Sounded about right. His early years were a bit of a blur.
A page turned. “Recaptured at age fourteen for crimes including theft, illegal solicitation, and multiple murders of licensed retrieval agents.”
All true.
Another page. “Two years in the Madagascar Penitentiary, another ten inmate deaths and three guards killed before escaping again. More crimes, more killings.”
He grinned, wondering just how thick his file was.
“Captures, escapes, a knack for killing his fellow inmates with alarming efficiency.” Pages turned faster now. “Rinse and repeat for another dozen years before he landed on my doorstep ten years ago after raping and nearly killing a child.”
He shifted against the restraints, muscles twitching. That last bit was a lie.
“Those last charges are false,” Esquire Doe countered. Gunnar wondered how she knew. “And none of that changes the fact that he is a sentient being with basic rights.”
“Which shall be properly observed in the future,” the archivist said. It wasn’t quite an order but carried weight, laden in the way the air shifted.
“None of which explains why you are here,” the warden said. “Am I to haul all the dangerous beings in this facility up for your evaluation, Archivist Avialian?”
“You mistake the situation, Warden. I am the assistant in this scenario. Esquire, if you would?”
She straightened herself with a rustle of cheap fabric, very unlike the archivist’s expensive silk robes or the warden’s starch-crisp uniform. “I’m here to secure his release.”
Gunnar blinked, wincing at the stab of light.
What the actual fuck?
The room remained deadly silent for a beat.

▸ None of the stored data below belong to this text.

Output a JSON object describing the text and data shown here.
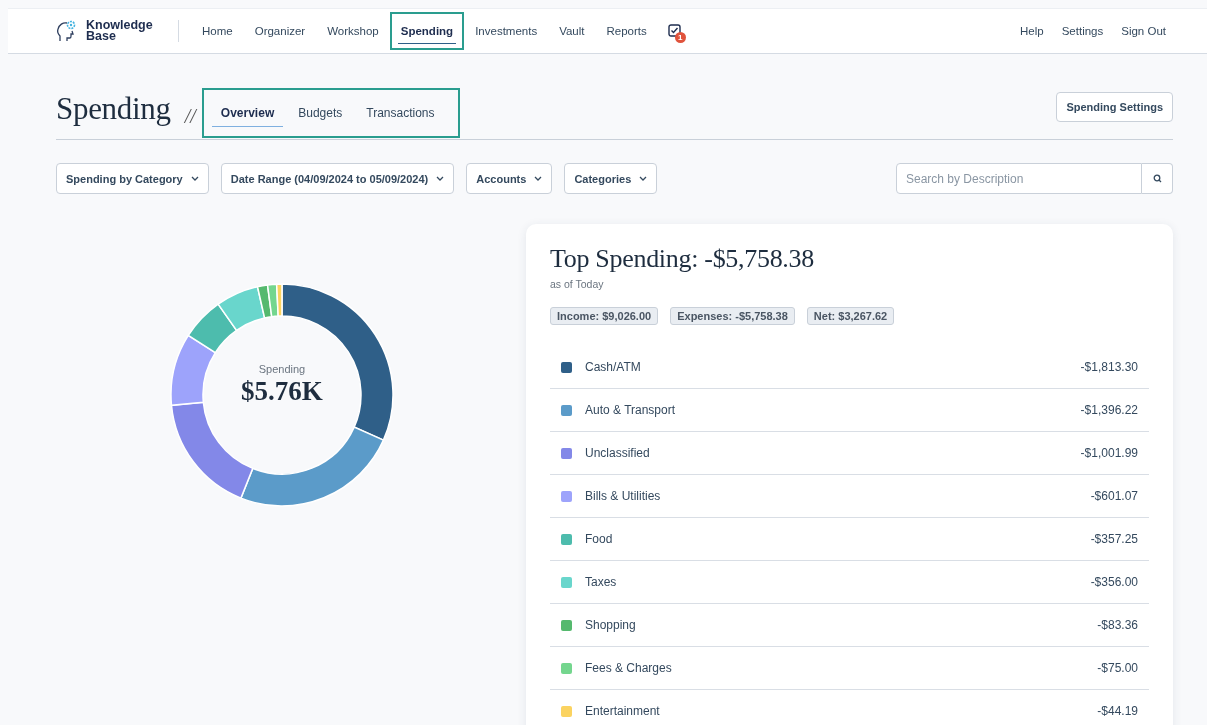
{
  "nav": {
    "logo_text": "Knowledge Base",
    "items": [
      {
        "label": "Home",
        "selected": false,
        "highlighted": false
      },
      {
        "label": "Organizer",
        "selected": false,
        "highlighted": false
      },
      {
        "label": "Workshop",
        "selected": false,
        "highlighted": false
      },
      {
        "label": "Spending",
        "selected": true,
        "highlighted": true
      },
      {
        "label": "Investments",
        "selected": false,
        "highlighted": false
      },
      {
        "label": "Vault",
        "selected": false,
        "highlighted": false
      },
      {
        "label": "Reports",
        "selected": false,
        "highlighted": false
      }
    ],
    "tasks_badge": "1",
    "right_links": [
      "Help",
      "Settings",
      "Sign Out"
    ]
  },
  "page": {
    "title": "Spending",
    "separator": "//",
    "tabs_highlighted": true,
    "tabs": [
      {
        "label": "Overview",
        "selected": true
      },
      {
        "label": "Budgets",
        "selected": false
      },
      {
        "label": "Transactions",
        "selected": false
      }
    ],
    "settings_button": "Spending Settings"
  },
  "filters": [
    {
      "label": "Spending by Category"
    },
    {
      "label": "Date Range (04/09/2024 to 05/09/2024)"
    },
    {
      "label": "Accounts"
    },
    {
      "label": "Categories"
    }
  ],
  "search": {
    "placeholder": "Search by Description"
  },
  "donut": {
    "caption": "Spending",
    "total": "$5.76K",
    "chart_data": {
      "type": "donut",
      "values": [
        31.66,
        24.37,
        17.49,
        10.49,
        6.24,
        6.21,
        1.46,
        1.31,
        0.77
      ]
    }
  },
  "summary": {
    "title": "Top Spending: -$5,758.38",
    "subtitle": "as of Today",
    "pills": [
      "Income: $9,026.00",
      "Expenses: -$5,758.38",
      "Net: $3,267.62"
    ],
    "categories": [
      {
        "name": "Cash/ATM",
        "amount": "-$1,813.30",
        "color": "#2f5f88"
      },
      {
        "name": "Auto & Transport",
        "amount": "-$1,396.22",
        "color": "#5b9bc9"
      },
      {
        "name": "Unclassified",
        "amount": "-$1,001.99",
        "color": "#8388e8"
      },
      {
        "name": "Bills & Utilities",
        "amount": "-$601.07",
        "color": "#9da3fb"
      },
      {
        "name": "Food",
        "amount": "-$357.25",
        "color": "#4dbcad"
      },
      {
        "name": "Taxes",
        "amount": "-$356.00",
        "color": "#69d6cc"
      },
      {
        "name": "Shopping",
        "amount": "-$83.36",
        "color": "#55b96e"
      },
      {
        "name": "Fees & Charges",
        "amount": "-$75.00",
        "color": "#74d68e"
      },
      {
        "name": "Entertainment",
        "amount": "-$44.19",
        "color": "#fbd360"
      }
    ]
  }
}
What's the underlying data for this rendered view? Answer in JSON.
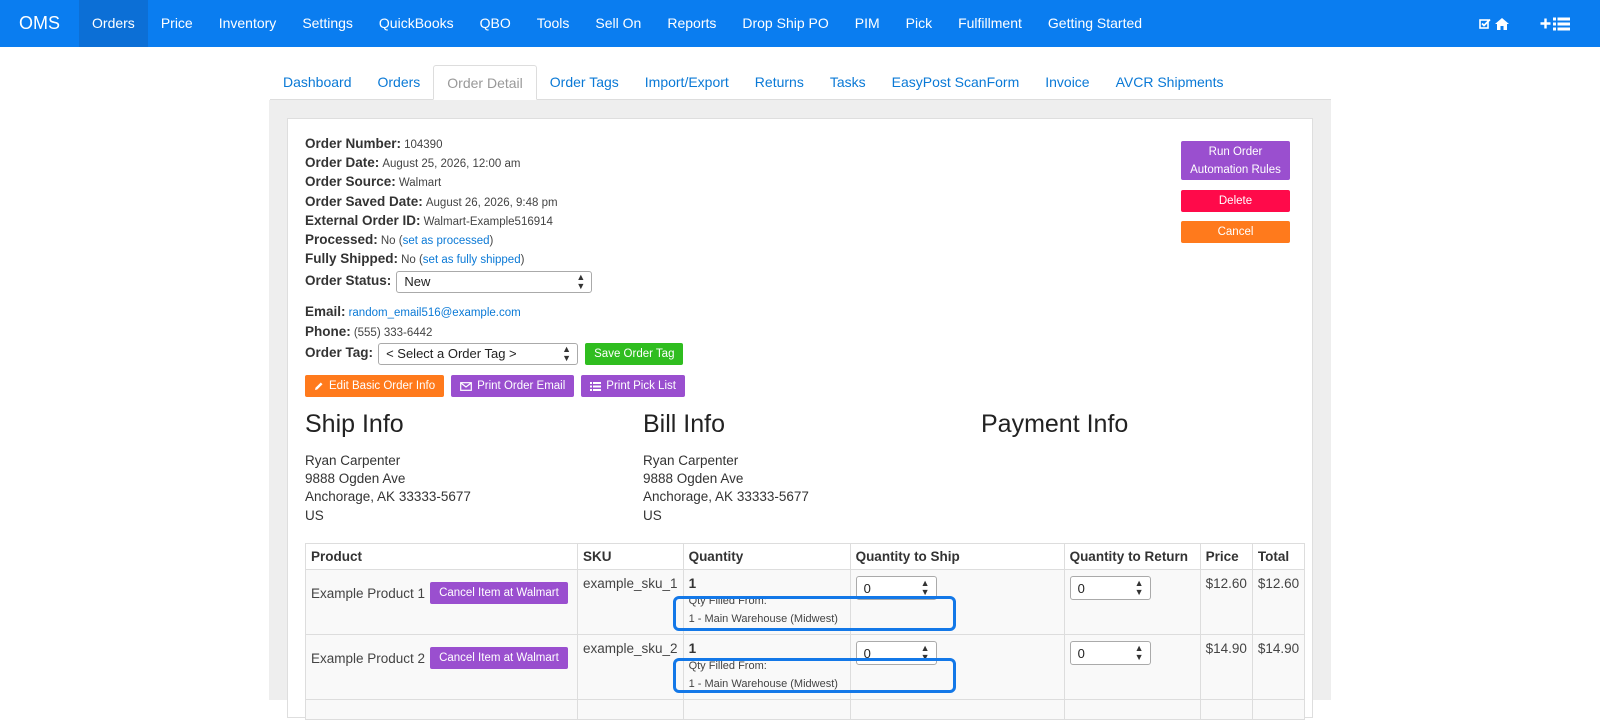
{
  "nav": {
    "brand": "OMS",
    "items": [
      "Orders",
      "Price",
      "Inventory",
      "Settings",
      "QuickBooks",
      "QBO",
      "Tools",
      "Sell On",
      "Reports",
      "Drop Ship PO",
      "PIM",
      "Pick",
      "Fulfillment",
      "Getting Started"
    ],
    "active": "Orders",
    "icons": [
      "check-square-icon",
      "home-icon",
      "plus-icon",
      "list-icon"
    ]
  },
  "tabs": {
    "items": [
      "Dashboard",
      "Orders",
      "Order Detail",
      "Order Tags",
      "Import/Export",
      "Returns",
      "Tasks",
      "EasyPost ScanForm",
      "Invoice",
      "AVCR Shipments"
    ],
    "active": "Order Detail"
  },
  "order": {
    "number_label": "Order Number:",
    "number": "104390",
    "date_label": "Order Date:",
    "date": "August 25, 2026, 12:00 am",
    "source_label": "Order Source:",
    "source": "Walmart",
    "saved_label": "Order Saved Date:",
    "saved": "August 26, 2026, 9:48 pm",
    "external_label": "External Order ID:",
    "external": "Walmart-Example516914",
    "processed_label": "Processed:",
    "processed": "No (",
    "processed_link": "set as processed",
    "processed_close": ")",
    "shipped_label": "Fully Shipped:",
    "shipped": "No (",
    "shipped_link": "set as fully shipped",
    "shipped_close": ")",
    "status_label": "Order Status:",
    "status": "New",
    "email_label": "Email:",
    "email": "random_email516@example.com",
    "phone_label": "Phone:",
    "phone": "(555) 333-6442",
    "tag_label": "Order Tag:",
    "tag_placeholder": "< Select a Order Tag >",
    "save_tag": "Save Order Tag"
  },
  "right_buttons": {
    "run_rules": "Run Order Automation Rules",
    "delete": "Delete",
    "cancel": "Cancel"
  },
  "actions": {
    "edit": "Edit Basic Order Info",
    "print_email": "Print Order Email",
    "print_pick": "Print Pick List"
  },
  "ship": {
    "title": "Ship Info",
    "name": "Ryan Carpenter",
    "street": "9888 Ogden Ave",
    "city": "Anchorage, AK 33333-5677",
    "country": "US"
  },
  "bill": {
    "title": "Bill Info",
    "name": "Ryan Carpenter",
    "street": "9888 Ogden Ave",
    "city": "Anchorage, AK 33333-5677",
    "country": "US"
  },
  "payment": {
    "title": "Payment Info"
  },
  "table": {
    "headers": [
      "Product",
      "SKU",
      "Quantity",
      "Quantity to Ship",
      "Quantity to Return",
      "Price",
      "Total"
    ],
    "rows": [
      {
        "product": "Example Product 1",
        "cancel": "Cancel Item at Walmart",
        "sku": "example_sku_1",
        "qty": "1",
        "filled_label": "Qty Filled From:",
        "filled_from": "1 - Main Warehouse (Midwest)",
        "ship": "0",
        "return": "0",
        "price": "$12.60",
        "total": "$12.60"
      },
      {
        "product": "Example Product 2",
        "cancel": "Cancel Item at Walmart",
        "sku": "example_sku_2",
        "qty": "1",
        "filled_label": "Qty Filled From:",
        "filled_from": "1 - Main Warehouse (Midwest)",
        "ship": "0",
        "return": "0",
        "price": "$14.90",
        "total": "$14.90"
      }
    ]
  },
  "colors": {
    "navbar": "#0a7df0",
    "link": "#0a79d6",
    "green": "#2fbd1f",
    "orange": "#ff7a1c",
    "purple": "#9a4fcf",
    "red": "#ff0a4a",
    "highlight": "#1378e8"
  }
}
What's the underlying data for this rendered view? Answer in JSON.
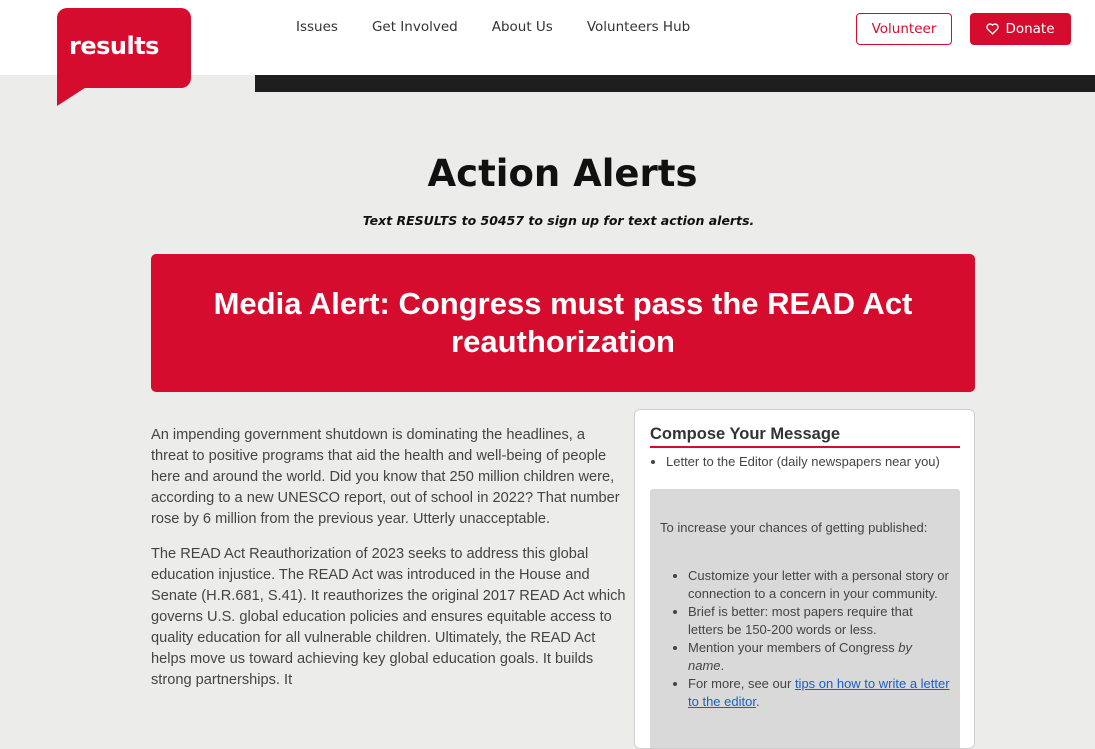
{
  "header": {
    "logo_text": "results",
    "nav": [
      "Issues",
      "Get Involved",
      "About Us",
      "Volunteers Hub"
    ],
    "volunteer_label": "Volunteer",
    "donate_label": "Donate",
    "brand_color": "#d50c2e"
  },
  "main": {
    "title": "Action Alerts",
    "subtitle": "Text RESULTS to 50457 to sign up for text action alerts.",
    "alert_title": "Media Alert: Congress must pass the READ Act reauthorization",
    "paragraphs": [
      "An impending government shutdown is dominating the headlines, a threat to positive programs that aid the health and well-being of people here and around the world. Did you know that 250 million children were, according to a new UNESCO report, out of school in 2022? That number rose by 6 million from the previous year. Utterly unacceptable.",
      "The READ Act Reauthorization of 2023 seeks to address this global education injustice. The READ Act was introduced in the House and Senate (H.R.681, S.41). It reauthorizes the original 2017 READ Act which governs U.S. global education policies and ensures equitable access to quality education for all vulnerable children. Ultimately, the READ Act helps move us toward achieving key global education goals. It builds strong partnerships. It"
    ]
  },
  "compose": {
    "title": "Compose Your Message",
    "options": [
      "Letter to the Editor (daily newspapers near you)"
    ],
    "tips_intro": "To increase your chances of getting published:",
    "tip1": "Customize your letter with a personal story or connection to a concern in your community.",
    "tip2": "Brief is better: most papers require that letters be 150-200 words or less.",
    "tip3_prefix": "Mention your members of Congress ",
    "tip3_emph": "by name",
    "tip3_suffix": ".",
    "tip4_prefix": "For more, see our ",
    "tip4_link": "tips on how to write a letter to the editor",
    "tip4_suffix": "."
  }
}
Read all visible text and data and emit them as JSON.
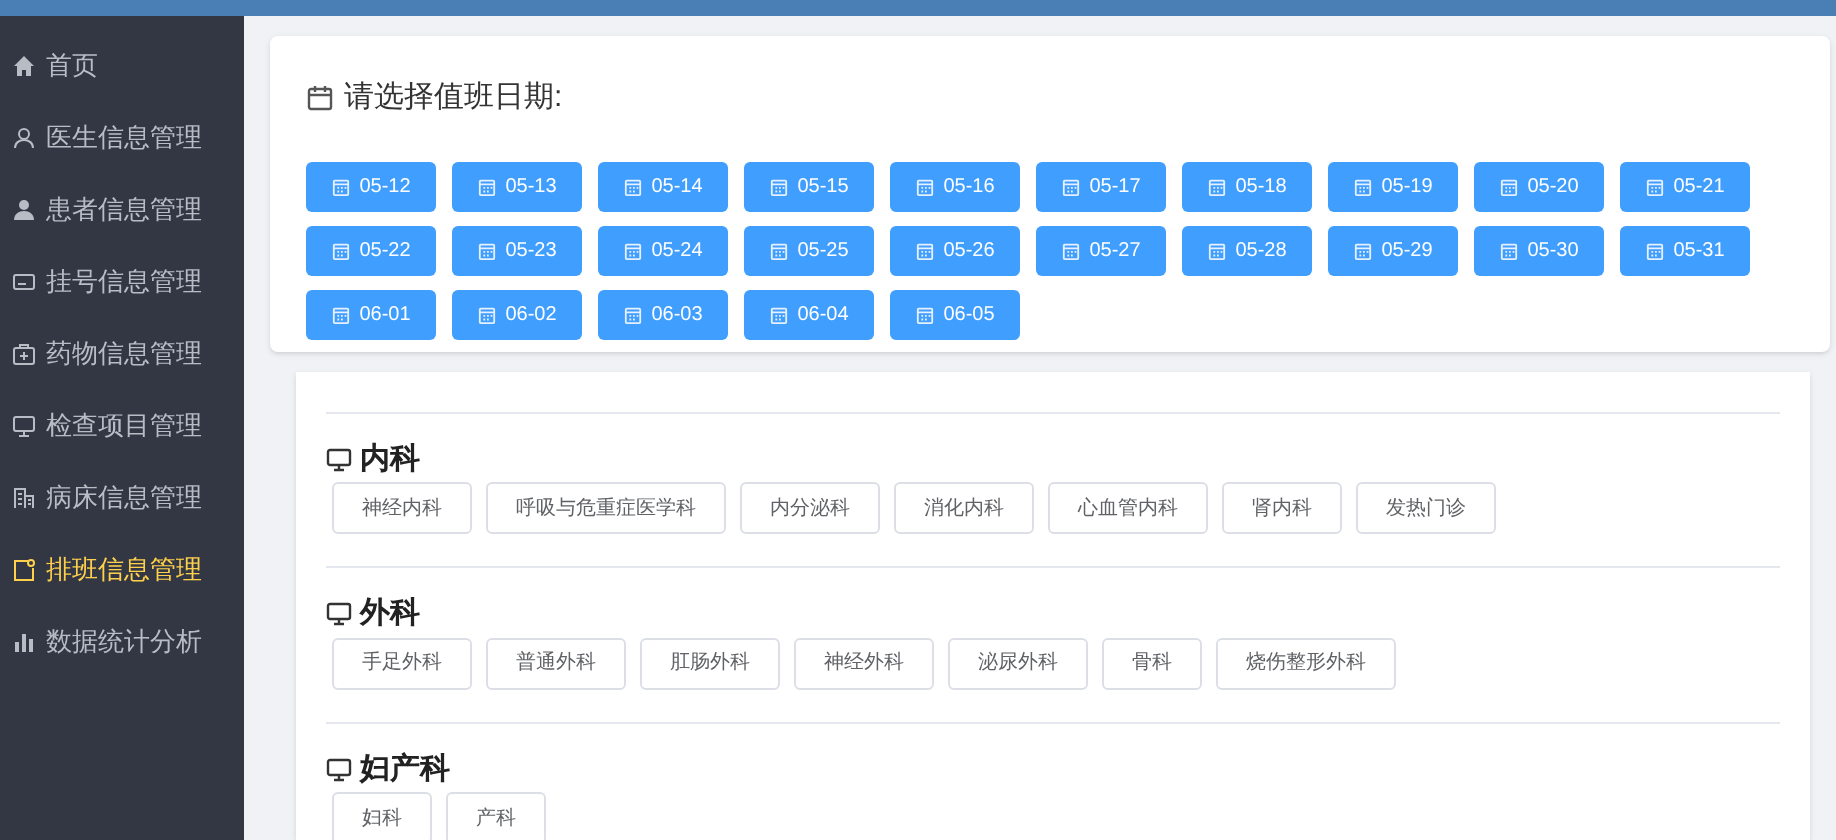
{
  "sidebar": {
    "items": [
      {
        "label": "首页",
        "selected": false
      },
      {
        "label": "医生信息管理",
        "selected": false
      },
      {
        "label": "患者信息管理",
        "selected": false
      },
      {
        "label": "挂号信息管理",
        "selected": false
      },
      {
        "label": "药物信息管理",
        "selected": false
      },
      {
        "label": "检查项目管理",
        "selected": false
      },
      {
        "label": "病床信息管理",
        "selected": false
      },
      {
        "label": "排班信息管理",
        "selected": true
      },
      {
        "label": "数据统计分析",
        "selected": false
      }
    ]
  },
  "date_picker": {
    "title": "请选择值班日期:",
    "dates": [
      "05-12",
      "05-13",
      "05-14",
      "05-15",
      "05-16",
      "05-17",
      "05-18",
      "05-19",
      "05-20",
      "05-21",
      "05-22",
      "05-23",
      "05-24",
      "05-25",
      "05-26",
      "05-27",
      "05-28",
      "05-29",
      "05-30",
      "05-31",
      "06-01",
      "06-02",
      "06-03",
      "06-04",
      "06-05"
    ]
  },
  "departments": [
    {
      "name": "内科",
      "clinics": [
        "神经内科",
        "呼吸与危重症医学科",
        "内分泌科",
        "消化内科",
        "心血管内科",
        "肾内科",
        "发热门诊"
      ]
    },
    {
      "name": "外科",
      "clinics": [
        "手足外科",
        "普通外科",
        "肛肠外科",
        "神经外科",
        "泌尿外科",
        "骨科",
        "烧伤整形外科"
      ]
    },
    {
      "name": "妇产科",
      "clinics": [
        "妇科",
        "产科"
      ]
    }
  ]
}
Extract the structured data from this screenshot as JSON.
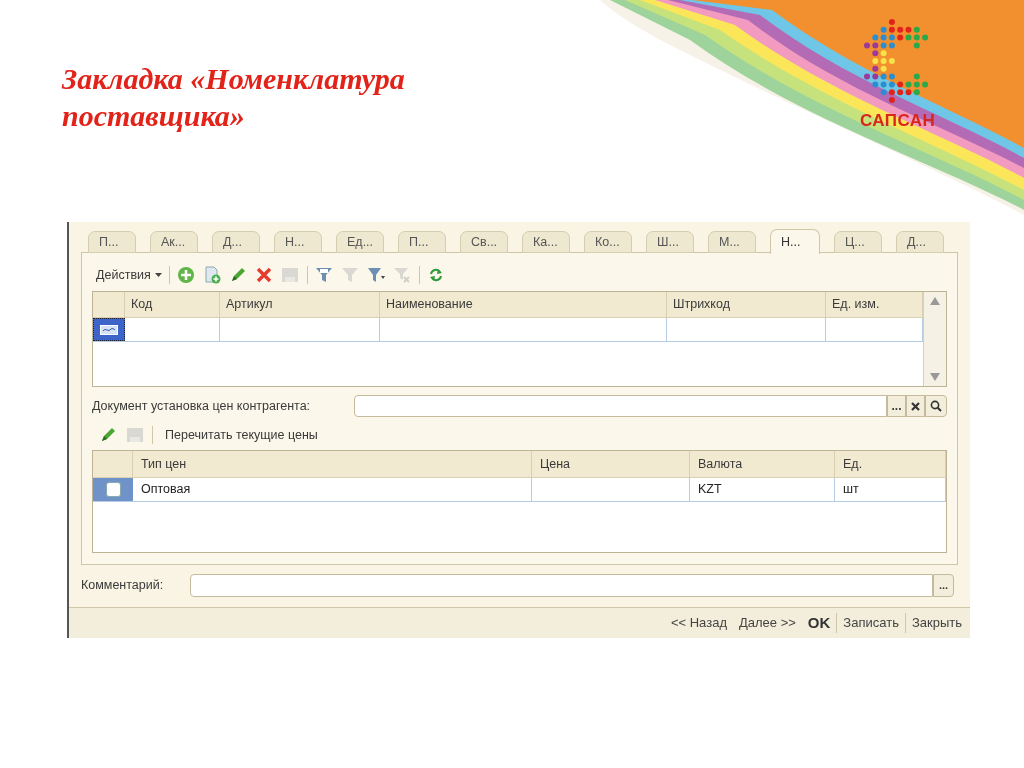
{
  "slide": {
    "title": "Закладка «Номенклатура поставщика»",
    "logo_text": "САПСАН"
  },
  "tabs": [
    {
      "label": "П...",
      "selected": false
    },
    {
      "label": "Ак...",
      "selected": false
    },
    {
      "label": "Д...",
      "selected": false
    },
    {
      "label": "Н...",
      "selected": false
    },
    {
      "label": "Ед...",
      "selected": false
    },
    {
      "label": "П...",
      "selected": false
    },
    {
      "label": "Св...",
      "selected": false
    },
    {
      "label": "Ка...",
      "selected": false
    },
    {
      "label": "Ко...",
      "selected": false
    },
    {
      "label": "Ш...",
      "selected": false
    },
    {
      "label": "М...",
      "selected": false
    },
    {
      "label": "Н...",
      "selected": true
    },
    {
      "label": "Ц...",
      "selected": false
    },
    {
      "label": "Д...",
      "selected": false
    }
  ],
  "toolbar": {
    "actions_label": "Действия",
    "tools": [
      {
        "kind": "add",
        "disabled": false
      },
      {
        "kind": "copy",
        "disabled": false
      },
      {
        "kind": "edit",
        "disabled": false
      },
      {
        "kind": "delete",
        "disabled": false
      },
      {
        "kind": "save",
        "disabled": true
      },
      {
        "kind": "sep"
      },
      {
        "kind": "filter",
        "disabled": false
      },
      {
        "kind": "filter",
        "disabled": true
      },
      {
        "kind": "filter-menu",
        "disabled": false
      },
      {
        "kind": "filter-clear",
        "disabled": true
      },
      {
        "kind": "sep"
      },
      {
        "kind": "refresh",
        "disabled": false
      }
    ]
  },
  "items_table": {
    "columns": [
      "Код",
      "Артикул",
      "Наименование",
      "Штрихкод",
      "Ед. изм."
    ],
    "rows": [
      {
        "selected": true,
        "cells": [
          "",
          "",
          "",
          "",
          ""
        ]
      }
    ]
  },
  "document_field": {
    "label": "Документ установка цен контрагента:",
    "choose_button": "..."
  },
  "prices_toolbar": {
    "tools": [
      {
        "kind": "edit",
        "disabled": false
      },
      {
        "kind": "save",
        "disabled": true
      },
      {
        "kind": "sep"
      }
    ],
    "reread_button": "Перечитать текущие цены"
  },
  "prices_table": {
    "columns": [
      "Тип цен",
      "Цена",
      "Валюта",
      "Ед."
    ],
    "rows": [
      {
        "checked": false,
        "cells": [
          "Оптовая",
          "",
          "KZT",
          "шт"
        ]
      }
    ]
  },
  "comment_field": {
    "label": "Комментарий:",
    "choose_button": "..."
  },
  "footer_buttons": [
    {
      "label": "<< Назад",
      "default": false
    },
    {
      "label": "Далее >>",
      "default": false
    },
    {
      "label": "OK",
      "default": true
    },
    {
      "label": "Записать",
      "default": false
    },
    {
      "label": "Закрыть",
      "default": false
    }
  ]
}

When the warden spoke again, his tone had shifted. Overly gentle. Curious.
Cautious.
“You have a promising future as an esquire, after helping appeal such significant legislation. The controversy surrounding it aside. Why would you risk your new found status on this . . . creature? Even with the adjustments to the Vilestars Accord, John Dust 78102 is a documented killer. That makes him ineligible for the new parole conditions.”
“That’s true,” the woman agreed. “Which is why I’m going to prove he became a killer because of his forced imprisonment under the Accord’s original version.”